The Aegean’s untouched paradise

The peculiar property regime of Polyaigos, which prevents residential development

The Aegean’s untouched paradise

Polyaigos, one of the few remaining untouched paradises in the Aegean, is threatened by human activity. Visitors to Polyaigos are often stunned to encounter freshly renovated buildings in an otherwise quasi-deserted island. The mayor of Kimolos, a neighboring island which has administrative authority over Polyaigos, responds to such questions by explaining that the only buildings on the island are monastic cells, and that any other form of development is exceedingly hard due to the island’s strict property laws. 

Polyaigos is a small island off the coast of Kimolos and its only human inhabitants are retired farmer Petros Marianos and his wife Eleftheria. It is a unique paradise, almost an oasis of sorts, which has been left untouched despite the tourism and development of neighboring islands Milos, Kimolos and Folegandros.

The island is not open to the public due to its distinct property regime. Of the island’s 17,703 acres, 17,373 are owned by a private legal entity, the estate of Ioannis-Stavros Logothetis. The rest, most of which are located in the center of the island, belong to other owners. The estate’s governing council consists of four members: the president of the local clergy, a legal representative, a representative of the mayor’s office of Kimolos, and a member of the Logothetis family. 

As the mayor of Kimolos and head of the governing council, Kostas Ventouris, explains, Logothetis’ will states that the island of Polyaigos should be leased out for the sole purpose of being used as pasture for animals. Furthermore, any profits can only be used in a handful of predetermined ways, among them the upkeep and maintenance of churches on the island, the maintenance of the Panagia Odigitria (Virgin Mary the Guide) monastery on Kimolos, and the provision of dowries to impoverished girls from Kimolos. 
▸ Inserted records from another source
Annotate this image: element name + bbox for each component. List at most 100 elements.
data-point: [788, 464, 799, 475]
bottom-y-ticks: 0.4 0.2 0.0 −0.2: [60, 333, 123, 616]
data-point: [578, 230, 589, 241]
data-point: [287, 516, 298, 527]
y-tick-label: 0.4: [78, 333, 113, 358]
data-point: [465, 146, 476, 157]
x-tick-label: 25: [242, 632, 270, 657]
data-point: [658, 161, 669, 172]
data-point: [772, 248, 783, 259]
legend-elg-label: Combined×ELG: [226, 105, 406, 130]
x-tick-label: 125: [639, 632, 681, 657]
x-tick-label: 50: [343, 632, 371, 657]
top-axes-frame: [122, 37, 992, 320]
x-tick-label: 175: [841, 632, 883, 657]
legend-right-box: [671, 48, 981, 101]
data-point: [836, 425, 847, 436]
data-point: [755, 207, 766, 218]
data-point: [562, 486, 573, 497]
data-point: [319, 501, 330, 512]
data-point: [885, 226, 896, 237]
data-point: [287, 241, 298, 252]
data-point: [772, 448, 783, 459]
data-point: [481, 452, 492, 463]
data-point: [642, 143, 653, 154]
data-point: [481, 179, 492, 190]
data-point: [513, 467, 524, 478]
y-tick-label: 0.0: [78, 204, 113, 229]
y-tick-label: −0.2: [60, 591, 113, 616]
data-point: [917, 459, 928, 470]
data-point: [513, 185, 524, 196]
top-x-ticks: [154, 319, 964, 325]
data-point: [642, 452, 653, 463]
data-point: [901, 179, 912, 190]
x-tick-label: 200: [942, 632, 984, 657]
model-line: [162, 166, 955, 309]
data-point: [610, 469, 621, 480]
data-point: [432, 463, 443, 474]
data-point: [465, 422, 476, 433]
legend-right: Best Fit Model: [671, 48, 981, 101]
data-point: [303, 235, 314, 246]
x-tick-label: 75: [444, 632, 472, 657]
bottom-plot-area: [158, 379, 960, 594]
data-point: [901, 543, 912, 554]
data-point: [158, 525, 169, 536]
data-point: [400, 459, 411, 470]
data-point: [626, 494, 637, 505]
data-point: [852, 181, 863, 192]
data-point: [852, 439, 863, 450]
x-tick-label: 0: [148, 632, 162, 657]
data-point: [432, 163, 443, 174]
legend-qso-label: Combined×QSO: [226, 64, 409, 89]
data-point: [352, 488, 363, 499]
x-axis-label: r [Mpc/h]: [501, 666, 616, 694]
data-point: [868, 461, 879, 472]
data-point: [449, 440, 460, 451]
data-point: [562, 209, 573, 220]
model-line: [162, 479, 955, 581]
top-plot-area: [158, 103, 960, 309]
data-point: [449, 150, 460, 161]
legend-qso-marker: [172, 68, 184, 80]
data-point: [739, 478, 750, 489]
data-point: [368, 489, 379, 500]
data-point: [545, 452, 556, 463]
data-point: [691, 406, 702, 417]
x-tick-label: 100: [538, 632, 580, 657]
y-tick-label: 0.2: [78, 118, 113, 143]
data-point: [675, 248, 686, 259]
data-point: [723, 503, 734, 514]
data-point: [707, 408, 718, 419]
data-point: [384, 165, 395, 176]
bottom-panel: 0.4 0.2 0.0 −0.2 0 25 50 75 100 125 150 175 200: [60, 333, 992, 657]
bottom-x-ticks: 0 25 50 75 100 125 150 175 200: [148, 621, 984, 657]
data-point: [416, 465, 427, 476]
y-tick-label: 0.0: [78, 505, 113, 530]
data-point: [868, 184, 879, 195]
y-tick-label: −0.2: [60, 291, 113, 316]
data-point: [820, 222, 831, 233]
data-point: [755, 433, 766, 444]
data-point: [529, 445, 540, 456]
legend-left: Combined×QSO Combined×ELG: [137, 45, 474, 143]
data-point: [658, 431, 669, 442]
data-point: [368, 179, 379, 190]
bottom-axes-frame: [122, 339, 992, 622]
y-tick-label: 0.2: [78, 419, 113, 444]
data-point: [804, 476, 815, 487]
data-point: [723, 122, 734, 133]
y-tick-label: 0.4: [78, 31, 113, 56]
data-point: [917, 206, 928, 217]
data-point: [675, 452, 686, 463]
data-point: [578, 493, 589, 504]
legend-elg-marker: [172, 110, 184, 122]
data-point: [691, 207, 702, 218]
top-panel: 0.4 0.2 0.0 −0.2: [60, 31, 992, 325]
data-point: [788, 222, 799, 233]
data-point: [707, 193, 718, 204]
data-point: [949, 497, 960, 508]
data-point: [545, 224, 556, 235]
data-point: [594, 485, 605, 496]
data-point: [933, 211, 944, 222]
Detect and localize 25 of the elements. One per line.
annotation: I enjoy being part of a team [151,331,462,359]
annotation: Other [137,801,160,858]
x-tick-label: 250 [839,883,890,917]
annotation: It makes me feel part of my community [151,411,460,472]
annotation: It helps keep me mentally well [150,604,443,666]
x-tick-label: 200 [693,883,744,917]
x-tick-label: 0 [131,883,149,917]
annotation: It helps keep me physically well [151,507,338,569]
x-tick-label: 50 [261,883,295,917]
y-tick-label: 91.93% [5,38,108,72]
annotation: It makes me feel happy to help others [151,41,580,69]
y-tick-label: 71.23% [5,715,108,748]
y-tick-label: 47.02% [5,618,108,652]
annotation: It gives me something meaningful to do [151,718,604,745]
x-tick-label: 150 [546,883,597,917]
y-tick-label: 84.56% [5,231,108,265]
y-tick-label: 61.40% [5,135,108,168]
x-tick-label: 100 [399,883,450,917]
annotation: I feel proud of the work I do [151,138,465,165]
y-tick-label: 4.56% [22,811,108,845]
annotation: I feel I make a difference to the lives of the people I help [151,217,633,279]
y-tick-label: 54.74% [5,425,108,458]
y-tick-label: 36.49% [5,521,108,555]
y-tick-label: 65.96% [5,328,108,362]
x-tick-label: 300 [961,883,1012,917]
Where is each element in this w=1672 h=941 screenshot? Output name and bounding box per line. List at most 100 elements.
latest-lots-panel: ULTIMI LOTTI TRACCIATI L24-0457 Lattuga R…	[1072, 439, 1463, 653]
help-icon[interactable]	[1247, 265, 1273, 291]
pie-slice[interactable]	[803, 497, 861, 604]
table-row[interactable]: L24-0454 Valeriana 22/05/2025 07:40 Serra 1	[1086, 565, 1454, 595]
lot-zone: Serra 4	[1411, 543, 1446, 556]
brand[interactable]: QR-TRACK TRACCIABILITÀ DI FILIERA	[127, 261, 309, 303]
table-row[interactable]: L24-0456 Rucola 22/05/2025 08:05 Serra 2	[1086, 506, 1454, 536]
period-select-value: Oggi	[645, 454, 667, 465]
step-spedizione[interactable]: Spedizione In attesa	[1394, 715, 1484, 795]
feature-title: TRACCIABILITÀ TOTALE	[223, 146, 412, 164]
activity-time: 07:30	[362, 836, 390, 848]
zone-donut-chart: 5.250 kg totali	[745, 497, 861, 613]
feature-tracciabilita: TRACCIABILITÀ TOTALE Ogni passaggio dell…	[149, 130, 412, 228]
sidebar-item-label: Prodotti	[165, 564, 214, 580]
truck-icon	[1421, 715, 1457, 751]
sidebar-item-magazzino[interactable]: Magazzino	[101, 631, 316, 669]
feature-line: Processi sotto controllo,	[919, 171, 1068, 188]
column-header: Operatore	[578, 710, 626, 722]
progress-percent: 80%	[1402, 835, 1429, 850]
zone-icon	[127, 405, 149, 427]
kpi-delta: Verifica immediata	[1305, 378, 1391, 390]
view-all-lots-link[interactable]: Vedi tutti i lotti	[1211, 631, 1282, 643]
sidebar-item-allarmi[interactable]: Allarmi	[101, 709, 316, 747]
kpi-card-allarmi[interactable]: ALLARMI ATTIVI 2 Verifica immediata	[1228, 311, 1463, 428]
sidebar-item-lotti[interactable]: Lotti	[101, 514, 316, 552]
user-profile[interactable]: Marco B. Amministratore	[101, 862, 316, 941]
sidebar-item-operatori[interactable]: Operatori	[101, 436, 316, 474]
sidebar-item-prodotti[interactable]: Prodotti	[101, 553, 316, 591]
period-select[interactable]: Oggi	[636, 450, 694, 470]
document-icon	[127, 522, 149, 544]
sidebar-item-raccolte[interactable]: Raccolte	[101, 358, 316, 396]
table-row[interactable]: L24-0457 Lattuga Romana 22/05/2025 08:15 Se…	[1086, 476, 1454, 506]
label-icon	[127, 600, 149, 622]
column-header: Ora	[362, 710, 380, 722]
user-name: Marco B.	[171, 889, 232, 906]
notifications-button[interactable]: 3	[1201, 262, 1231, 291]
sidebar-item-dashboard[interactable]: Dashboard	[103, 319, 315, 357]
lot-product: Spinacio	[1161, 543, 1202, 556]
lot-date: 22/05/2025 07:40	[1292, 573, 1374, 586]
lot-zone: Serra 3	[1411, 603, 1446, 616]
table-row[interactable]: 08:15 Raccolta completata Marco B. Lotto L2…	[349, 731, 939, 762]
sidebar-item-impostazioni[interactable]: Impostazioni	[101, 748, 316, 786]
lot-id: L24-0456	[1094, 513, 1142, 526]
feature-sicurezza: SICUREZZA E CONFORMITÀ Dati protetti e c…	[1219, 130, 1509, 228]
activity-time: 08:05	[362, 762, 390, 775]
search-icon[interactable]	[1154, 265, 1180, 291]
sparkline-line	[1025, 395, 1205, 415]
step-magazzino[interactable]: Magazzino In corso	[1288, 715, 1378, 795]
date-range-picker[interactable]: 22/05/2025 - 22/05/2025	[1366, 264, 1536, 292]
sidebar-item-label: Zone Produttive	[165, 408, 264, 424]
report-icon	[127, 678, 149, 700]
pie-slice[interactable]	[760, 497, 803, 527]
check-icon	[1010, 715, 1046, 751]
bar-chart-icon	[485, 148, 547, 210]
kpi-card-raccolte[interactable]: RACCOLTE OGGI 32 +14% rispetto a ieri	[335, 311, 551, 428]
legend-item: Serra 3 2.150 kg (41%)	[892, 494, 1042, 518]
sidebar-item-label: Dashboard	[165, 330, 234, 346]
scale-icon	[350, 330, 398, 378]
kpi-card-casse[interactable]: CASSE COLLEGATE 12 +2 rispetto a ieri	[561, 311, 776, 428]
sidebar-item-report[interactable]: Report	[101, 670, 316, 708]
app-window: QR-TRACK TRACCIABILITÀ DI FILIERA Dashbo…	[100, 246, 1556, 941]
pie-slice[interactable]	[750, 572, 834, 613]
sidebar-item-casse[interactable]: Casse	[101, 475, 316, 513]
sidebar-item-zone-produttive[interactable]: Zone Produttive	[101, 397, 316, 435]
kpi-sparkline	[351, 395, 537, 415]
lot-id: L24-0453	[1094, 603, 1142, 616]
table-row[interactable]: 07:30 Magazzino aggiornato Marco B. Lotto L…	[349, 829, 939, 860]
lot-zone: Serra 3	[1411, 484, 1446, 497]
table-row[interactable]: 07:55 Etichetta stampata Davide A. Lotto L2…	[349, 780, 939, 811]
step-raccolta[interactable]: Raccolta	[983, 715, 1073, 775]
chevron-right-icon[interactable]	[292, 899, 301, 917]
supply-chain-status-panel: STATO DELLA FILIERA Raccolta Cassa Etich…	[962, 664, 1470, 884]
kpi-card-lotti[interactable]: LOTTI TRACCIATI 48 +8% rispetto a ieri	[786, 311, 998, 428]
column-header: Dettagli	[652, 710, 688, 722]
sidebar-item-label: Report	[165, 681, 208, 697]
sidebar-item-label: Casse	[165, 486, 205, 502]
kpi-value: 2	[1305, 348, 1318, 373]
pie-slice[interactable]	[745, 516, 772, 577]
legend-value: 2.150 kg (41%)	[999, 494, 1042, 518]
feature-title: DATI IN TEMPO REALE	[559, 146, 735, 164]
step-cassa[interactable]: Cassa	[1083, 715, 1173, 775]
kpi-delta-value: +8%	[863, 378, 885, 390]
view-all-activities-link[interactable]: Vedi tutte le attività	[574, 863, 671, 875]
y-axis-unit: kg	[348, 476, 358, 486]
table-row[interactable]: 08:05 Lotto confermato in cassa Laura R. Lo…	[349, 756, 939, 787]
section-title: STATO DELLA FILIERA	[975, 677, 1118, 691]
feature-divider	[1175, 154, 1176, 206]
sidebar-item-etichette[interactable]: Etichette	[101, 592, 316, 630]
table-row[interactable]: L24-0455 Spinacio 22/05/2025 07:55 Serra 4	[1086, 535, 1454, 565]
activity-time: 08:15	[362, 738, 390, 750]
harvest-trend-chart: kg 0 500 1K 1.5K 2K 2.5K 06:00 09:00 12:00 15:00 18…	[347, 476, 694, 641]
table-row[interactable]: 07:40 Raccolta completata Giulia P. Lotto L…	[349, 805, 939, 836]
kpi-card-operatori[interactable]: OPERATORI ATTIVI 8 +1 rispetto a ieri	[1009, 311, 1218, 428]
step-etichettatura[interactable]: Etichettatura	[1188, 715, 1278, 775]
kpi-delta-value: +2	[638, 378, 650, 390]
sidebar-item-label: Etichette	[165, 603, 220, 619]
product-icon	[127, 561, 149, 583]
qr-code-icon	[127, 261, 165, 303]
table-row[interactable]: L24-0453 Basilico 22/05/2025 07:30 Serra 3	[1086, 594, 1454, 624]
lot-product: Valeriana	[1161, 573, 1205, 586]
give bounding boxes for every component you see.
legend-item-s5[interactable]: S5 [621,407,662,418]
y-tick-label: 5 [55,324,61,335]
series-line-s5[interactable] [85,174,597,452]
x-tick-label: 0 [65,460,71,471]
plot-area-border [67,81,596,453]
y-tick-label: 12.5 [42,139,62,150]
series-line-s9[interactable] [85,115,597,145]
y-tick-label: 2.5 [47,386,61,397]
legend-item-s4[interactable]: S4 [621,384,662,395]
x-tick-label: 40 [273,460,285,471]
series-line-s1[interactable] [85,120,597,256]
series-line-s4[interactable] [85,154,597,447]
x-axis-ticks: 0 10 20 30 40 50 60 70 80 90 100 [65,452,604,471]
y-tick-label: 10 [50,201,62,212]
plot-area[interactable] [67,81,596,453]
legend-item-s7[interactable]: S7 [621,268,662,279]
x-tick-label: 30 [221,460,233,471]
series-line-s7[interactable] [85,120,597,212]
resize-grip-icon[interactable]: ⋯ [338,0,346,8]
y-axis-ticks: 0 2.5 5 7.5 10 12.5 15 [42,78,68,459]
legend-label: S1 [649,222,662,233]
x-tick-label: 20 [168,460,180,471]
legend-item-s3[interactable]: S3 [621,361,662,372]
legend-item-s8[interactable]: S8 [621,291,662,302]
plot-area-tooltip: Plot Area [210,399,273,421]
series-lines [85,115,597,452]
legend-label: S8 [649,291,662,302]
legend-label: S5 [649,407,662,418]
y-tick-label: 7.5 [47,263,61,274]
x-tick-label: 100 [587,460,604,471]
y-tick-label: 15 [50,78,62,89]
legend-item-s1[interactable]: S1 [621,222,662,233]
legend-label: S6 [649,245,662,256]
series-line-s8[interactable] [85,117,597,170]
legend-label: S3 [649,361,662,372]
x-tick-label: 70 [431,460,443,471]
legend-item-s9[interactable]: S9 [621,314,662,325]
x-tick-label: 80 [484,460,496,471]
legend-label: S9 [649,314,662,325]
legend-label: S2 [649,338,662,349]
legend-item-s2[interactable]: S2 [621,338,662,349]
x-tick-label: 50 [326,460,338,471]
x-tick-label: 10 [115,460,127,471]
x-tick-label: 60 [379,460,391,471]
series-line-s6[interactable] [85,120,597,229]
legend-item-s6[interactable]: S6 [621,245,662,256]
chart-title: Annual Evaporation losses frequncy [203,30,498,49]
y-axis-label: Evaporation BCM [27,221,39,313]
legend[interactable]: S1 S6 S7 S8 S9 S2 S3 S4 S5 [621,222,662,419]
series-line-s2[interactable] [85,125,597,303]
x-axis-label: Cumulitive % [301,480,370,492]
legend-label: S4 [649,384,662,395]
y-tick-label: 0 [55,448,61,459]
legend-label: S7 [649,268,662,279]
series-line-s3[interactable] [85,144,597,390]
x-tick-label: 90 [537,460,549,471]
According to records made available by the government, the area owned by the Logothetis estate was leased to a company called Tampa in 2016 for around 100,000 euros per year. In recent years, however, the balance sheets reveal outstanding debts on the part of the company. Ventouris explained that “this company came with the purpose of developing Polyaigos as a tourist destination… But in the end, they could not achieve this due to the island’s protected status, and ended up leaving. As of today, Polyaigos is not being leased out.” 

Regarding the island’s renovated buildings, Ventouris claims they are monastic cells which were restored by the estate and are only used once a year, on August 22, when the church celebrates the Novena of the Virgin Mary. He adds that “a small-scale work permit has been issued to construct a small private house, but the work has not begun due to pandemic restrictions.” 

It should be noted that Polyaigos, in its entirety, has been designated a Natura 2000 site, part of the EU Commission’s Natura network of protected areas. In 2000, as part of the LIFE Program for the Mediterranean monk seal (Monachus monachus), also by the EU Commission, a special environmental study was published that proposed creating a national marine park in Kimolos and declaring Polyaigos a protected area.

The local community, however, reacted negatively and convinced the Environment Ministry not to establish a framework for increased protection of the islands.